Il est neuf heures quand je me réveille. Ma mère est en bas et je l’entends s’affairer. Je me lève péniblement et passe dans la salle de bain me laver le visage et tenter d’effacer toute trace de ma nuit agitée.
— Bonjour, lui dis-je en arrivant dans la cuisine.
— Bonjour, me répond-elle en levant la tête. Elle baisse le volume de la radio. Tu n’es pas matinale ! Et tu n’as pas très bonne mine, enchaîne-t-elle.
Ma mère aime se lever de bonne heure, même lorsqu’elle ne travaille pas. Elle dit toujours que rester au lit est du temps perdu.
— J’étais fatiguée ces derniers jours je n’ai pas beaucoup dormi, ne puis-je m’empêcher de lui répondre. Que fais-tu ? je lui demande, la voyant écrire.
— Je prépare la liste de courses pour le dîner de demain. D’ailleurs, que voudrais-tu manger pour le réveillon ?
— Et toi, qu’est-ce qui te ferait plaisir ?
Ma mère veut toujours me faire plaisir, mais j’ai envie qu’elle pense un peu à elle pour une fois.
— Oh, moi, tu sais, je pourrais me contenter d’un bouillon. Depuis que tu es partie, je n’ai plus trop d’appétit.
Est-ce parce que je ne suis pas venue la voir depuis longtemps qu’elle a maigri ? Je ne sais pas si sa phrase sous-entend que mon absence est la cause de sa perte de poids. Ma mère peut me lancer des petites phrases comme celle-ci, me faisant culpabiliser d’avoir préféré quitter Laval plutôt que de faire mes études à proximité de chez elle.
— Que dirais-tu d’un peu de saumon en entrée ? je lui propose, sachant qu’elle aime beaucoup ce poisson.

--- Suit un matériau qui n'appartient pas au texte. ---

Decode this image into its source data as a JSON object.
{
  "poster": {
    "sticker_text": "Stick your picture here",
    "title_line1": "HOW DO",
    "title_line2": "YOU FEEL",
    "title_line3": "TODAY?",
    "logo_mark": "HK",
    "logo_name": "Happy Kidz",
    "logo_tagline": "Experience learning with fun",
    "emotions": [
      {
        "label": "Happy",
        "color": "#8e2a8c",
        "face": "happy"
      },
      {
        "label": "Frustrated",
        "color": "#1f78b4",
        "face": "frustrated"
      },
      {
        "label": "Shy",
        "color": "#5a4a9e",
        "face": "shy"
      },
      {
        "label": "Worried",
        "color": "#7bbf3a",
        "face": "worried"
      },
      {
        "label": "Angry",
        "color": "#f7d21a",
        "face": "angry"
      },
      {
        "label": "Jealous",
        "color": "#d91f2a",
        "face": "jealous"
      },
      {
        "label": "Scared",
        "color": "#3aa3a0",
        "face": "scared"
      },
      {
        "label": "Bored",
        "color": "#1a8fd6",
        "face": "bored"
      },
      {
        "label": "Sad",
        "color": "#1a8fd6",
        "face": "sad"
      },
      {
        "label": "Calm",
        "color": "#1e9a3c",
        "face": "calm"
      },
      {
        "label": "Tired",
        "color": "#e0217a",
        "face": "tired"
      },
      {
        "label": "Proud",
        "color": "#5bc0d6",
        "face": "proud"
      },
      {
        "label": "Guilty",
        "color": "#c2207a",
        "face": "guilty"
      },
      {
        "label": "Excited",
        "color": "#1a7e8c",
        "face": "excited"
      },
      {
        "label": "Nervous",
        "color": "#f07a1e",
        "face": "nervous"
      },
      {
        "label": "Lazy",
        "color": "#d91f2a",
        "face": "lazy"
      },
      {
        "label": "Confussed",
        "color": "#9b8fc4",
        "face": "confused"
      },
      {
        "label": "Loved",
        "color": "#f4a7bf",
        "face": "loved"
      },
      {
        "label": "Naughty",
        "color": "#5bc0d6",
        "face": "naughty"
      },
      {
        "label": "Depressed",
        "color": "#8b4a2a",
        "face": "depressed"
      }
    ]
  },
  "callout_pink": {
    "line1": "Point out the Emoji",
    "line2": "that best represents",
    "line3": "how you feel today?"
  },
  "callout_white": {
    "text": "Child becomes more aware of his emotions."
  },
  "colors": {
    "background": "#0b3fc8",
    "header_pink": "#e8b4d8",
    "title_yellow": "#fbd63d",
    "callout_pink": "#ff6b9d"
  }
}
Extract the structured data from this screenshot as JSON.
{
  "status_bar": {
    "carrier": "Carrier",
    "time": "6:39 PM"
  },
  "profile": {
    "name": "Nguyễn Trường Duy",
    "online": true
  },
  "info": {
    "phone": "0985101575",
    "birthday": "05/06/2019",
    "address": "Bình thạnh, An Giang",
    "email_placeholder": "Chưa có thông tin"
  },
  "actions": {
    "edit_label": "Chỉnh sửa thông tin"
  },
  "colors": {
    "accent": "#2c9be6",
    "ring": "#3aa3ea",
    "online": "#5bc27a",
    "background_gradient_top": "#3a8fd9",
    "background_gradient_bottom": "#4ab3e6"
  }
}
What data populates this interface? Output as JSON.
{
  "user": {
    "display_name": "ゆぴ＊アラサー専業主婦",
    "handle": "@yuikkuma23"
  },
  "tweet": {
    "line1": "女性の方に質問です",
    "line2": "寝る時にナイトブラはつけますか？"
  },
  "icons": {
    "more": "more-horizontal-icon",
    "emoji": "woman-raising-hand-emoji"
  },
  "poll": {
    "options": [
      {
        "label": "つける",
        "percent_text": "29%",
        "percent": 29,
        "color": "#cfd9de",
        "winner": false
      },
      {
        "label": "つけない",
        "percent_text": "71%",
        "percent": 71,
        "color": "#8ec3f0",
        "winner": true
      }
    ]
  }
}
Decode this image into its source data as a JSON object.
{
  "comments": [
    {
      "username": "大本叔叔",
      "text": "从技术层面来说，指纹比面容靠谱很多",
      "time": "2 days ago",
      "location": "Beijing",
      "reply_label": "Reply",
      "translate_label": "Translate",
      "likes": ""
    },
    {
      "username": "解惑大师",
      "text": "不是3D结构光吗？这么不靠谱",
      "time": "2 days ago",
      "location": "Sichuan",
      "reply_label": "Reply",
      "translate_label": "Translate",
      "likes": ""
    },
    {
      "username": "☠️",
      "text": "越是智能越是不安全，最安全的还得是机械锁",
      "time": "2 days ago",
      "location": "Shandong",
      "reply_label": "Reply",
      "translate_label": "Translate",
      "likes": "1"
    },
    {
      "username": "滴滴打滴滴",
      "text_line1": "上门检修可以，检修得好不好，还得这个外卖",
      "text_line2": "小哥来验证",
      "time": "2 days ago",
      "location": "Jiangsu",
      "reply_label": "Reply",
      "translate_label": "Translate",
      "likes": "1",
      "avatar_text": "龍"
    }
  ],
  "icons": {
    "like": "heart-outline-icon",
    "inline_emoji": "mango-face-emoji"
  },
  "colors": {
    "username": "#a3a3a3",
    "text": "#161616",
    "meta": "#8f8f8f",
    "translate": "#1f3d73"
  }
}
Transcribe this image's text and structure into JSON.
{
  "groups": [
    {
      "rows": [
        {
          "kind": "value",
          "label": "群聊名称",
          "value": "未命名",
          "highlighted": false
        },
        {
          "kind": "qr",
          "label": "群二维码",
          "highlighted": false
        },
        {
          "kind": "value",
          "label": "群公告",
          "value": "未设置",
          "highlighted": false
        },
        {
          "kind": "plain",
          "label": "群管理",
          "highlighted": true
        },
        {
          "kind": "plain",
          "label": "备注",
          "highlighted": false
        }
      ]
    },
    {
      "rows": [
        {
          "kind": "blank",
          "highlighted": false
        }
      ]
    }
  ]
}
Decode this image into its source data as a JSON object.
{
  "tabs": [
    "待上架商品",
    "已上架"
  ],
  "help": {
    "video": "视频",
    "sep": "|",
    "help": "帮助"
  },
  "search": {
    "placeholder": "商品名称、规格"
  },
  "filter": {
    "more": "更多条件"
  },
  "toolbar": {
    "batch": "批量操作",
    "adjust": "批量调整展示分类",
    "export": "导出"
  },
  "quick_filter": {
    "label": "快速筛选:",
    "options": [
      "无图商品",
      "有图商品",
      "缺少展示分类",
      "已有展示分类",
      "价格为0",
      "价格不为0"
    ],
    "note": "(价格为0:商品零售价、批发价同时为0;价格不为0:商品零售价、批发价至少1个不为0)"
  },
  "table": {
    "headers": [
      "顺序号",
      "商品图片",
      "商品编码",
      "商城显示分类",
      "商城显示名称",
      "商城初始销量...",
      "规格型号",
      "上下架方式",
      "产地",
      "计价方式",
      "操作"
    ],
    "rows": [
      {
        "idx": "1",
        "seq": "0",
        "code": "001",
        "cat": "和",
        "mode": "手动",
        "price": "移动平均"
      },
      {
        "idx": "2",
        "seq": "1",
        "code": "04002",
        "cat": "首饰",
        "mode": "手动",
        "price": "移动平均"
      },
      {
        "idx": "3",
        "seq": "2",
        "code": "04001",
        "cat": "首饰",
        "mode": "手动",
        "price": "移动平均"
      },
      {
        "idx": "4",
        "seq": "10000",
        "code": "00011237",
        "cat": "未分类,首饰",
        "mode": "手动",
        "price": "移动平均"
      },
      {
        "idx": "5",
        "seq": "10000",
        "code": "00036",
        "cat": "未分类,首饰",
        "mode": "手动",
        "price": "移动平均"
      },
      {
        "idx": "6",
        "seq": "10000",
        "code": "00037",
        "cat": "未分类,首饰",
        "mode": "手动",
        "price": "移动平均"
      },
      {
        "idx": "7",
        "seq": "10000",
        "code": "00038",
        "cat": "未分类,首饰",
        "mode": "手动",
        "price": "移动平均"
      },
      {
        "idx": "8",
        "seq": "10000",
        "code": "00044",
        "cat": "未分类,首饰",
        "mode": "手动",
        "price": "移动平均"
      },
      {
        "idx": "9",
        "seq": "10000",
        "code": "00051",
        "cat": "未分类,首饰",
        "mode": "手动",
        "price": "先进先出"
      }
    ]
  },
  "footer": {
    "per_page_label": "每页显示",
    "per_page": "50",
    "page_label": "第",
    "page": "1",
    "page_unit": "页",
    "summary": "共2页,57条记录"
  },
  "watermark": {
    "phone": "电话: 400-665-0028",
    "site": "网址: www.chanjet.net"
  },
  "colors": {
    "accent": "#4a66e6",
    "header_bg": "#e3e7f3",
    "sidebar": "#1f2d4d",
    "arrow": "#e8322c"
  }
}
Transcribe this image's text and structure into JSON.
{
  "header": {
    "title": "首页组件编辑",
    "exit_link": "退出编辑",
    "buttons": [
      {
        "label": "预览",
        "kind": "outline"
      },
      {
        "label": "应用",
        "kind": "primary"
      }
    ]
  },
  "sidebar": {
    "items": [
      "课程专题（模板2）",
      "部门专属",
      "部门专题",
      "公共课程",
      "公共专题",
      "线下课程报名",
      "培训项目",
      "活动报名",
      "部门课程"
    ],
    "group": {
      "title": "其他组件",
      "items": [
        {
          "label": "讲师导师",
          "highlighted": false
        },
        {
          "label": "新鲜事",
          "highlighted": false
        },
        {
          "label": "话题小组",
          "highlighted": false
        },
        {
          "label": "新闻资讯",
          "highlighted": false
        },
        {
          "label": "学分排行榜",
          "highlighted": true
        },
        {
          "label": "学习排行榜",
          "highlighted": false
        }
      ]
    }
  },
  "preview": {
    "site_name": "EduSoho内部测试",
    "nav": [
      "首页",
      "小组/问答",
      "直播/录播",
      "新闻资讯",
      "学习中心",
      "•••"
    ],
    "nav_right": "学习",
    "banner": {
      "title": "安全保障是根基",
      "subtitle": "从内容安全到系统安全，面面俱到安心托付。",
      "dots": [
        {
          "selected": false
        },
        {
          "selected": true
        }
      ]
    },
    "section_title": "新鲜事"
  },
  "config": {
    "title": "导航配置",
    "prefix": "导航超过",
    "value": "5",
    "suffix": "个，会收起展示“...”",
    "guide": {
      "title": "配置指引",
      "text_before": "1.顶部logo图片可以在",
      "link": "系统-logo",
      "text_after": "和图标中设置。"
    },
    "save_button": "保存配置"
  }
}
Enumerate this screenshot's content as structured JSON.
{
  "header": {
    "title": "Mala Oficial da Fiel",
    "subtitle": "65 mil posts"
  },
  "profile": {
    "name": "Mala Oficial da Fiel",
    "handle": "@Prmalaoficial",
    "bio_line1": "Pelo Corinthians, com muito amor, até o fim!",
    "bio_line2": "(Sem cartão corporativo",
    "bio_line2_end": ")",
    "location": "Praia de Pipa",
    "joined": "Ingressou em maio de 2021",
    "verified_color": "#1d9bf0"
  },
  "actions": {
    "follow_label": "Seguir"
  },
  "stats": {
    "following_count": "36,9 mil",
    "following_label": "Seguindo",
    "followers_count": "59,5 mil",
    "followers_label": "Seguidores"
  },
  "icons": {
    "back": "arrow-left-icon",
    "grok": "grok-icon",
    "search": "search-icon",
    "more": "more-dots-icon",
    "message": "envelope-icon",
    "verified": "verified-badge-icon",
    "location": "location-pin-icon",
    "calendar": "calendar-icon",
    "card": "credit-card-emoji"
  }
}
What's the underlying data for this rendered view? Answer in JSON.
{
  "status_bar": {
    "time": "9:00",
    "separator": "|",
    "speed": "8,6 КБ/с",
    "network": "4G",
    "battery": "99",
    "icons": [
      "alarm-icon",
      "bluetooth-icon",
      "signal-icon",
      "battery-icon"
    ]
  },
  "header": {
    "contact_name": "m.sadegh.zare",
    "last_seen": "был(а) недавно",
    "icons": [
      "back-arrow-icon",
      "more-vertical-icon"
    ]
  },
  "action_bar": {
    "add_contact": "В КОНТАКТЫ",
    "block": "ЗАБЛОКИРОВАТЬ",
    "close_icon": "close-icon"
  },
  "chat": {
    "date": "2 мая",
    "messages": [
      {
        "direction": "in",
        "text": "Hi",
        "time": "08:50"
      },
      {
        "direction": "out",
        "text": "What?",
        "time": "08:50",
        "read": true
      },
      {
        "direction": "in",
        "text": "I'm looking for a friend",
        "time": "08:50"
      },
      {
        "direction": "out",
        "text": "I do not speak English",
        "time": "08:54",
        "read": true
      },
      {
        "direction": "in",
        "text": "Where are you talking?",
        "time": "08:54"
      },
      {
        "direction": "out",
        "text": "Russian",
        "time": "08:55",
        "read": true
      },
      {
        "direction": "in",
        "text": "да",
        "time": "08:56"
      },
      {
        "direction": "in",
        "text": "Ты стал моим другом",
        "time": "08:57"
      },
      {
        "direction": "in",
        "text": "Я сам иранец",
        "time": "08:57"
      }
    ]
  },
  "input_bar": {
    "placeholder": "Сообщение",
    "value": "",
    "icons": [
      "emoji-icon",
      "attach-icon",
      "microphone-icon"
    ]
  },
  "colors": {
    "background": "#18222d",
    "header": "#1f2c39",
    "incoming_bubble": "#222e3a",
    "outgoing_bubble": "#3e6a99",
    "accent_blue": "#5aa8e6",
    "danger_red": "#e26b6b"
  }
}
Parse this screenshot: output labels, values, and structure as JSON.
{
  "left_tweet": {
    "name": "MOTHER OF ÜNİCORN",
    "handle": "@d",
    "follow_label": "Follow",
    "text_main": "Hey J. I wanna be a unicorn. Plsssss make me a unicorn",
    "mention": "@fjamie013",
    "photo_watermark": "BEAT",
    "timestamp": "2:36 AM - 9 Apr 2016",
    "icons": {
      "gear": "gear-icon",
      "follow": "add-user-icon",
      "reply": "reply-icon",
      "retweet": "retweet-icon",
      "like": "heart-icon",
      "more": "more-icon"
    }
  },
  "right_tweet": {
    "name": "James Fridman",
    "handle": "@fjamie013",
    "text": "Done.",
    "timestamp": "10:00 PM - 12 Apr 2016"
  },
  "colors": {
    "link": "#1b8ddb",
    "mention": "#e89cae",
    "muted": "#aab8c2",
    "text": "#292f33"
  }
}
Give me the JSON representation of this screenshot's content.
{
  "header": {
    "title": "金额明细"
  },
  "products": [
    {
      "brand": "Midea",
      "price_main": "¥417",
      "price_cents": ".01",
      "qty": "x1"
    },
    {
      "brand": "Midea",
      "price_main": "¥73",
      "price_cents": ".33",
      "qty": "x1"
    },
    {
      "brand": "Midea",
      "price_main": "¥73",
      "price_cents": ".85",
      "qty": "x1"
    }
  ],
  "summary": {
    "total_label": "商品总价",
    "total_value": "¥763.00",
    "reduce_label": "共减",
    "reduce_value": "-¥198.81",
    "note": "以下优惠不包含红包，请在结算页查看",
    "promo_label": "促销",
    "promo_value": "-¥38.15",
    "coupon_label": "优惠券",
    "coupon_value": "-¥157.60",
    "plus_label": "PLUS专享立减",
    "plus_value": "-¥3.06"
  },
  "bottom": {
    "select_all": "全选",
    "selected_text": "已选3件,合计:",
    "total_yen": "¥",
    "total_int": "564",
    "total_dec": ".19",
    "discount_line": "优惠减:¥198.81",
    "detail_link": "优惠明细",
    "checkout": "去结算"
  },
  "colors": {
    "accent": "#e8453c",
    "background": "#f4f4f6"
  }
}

— Oh, et on pourrait faire ensuite des noix de Saint-Jacques ? enchaîne-t-elle, avec un sourire. Mon amie Valérie, on s’est connue sur le marché de Changé, elle m’a donné une recette de noix de Saint-Jacques. J’ai bien envie de l’essayer. Elle me donne l’eau à la bouche.
— Et moi je me charge du dessert, lui fais-je avec un clin d’œil, car je devine ce qui lui fera le plus plaisir. Ma mère affectionne particulièrement la bûche glacée aux marrons et je pense pouvoir la trouver chez son boulanger.
— Et tu repars quand ? me demande-t-elle, son visage redevenant plus grave.
Que lui répondre ? Vais-je lui avouer que je n’ai plus de contrat en perspective et que je n’ai pas pris de billet retour pour Paris ? Vais-je pouvoir le lui cacher bien longtemps avant qu’elle ne le devine ? Je préfère être sincère. Je verrai bien sa réaction, même si je la devine à l’avance. Je me lève et commence à ranger le reste de mon petit déjeuner.
— Euh, pour le moment je n’ai pas de concert de prévu.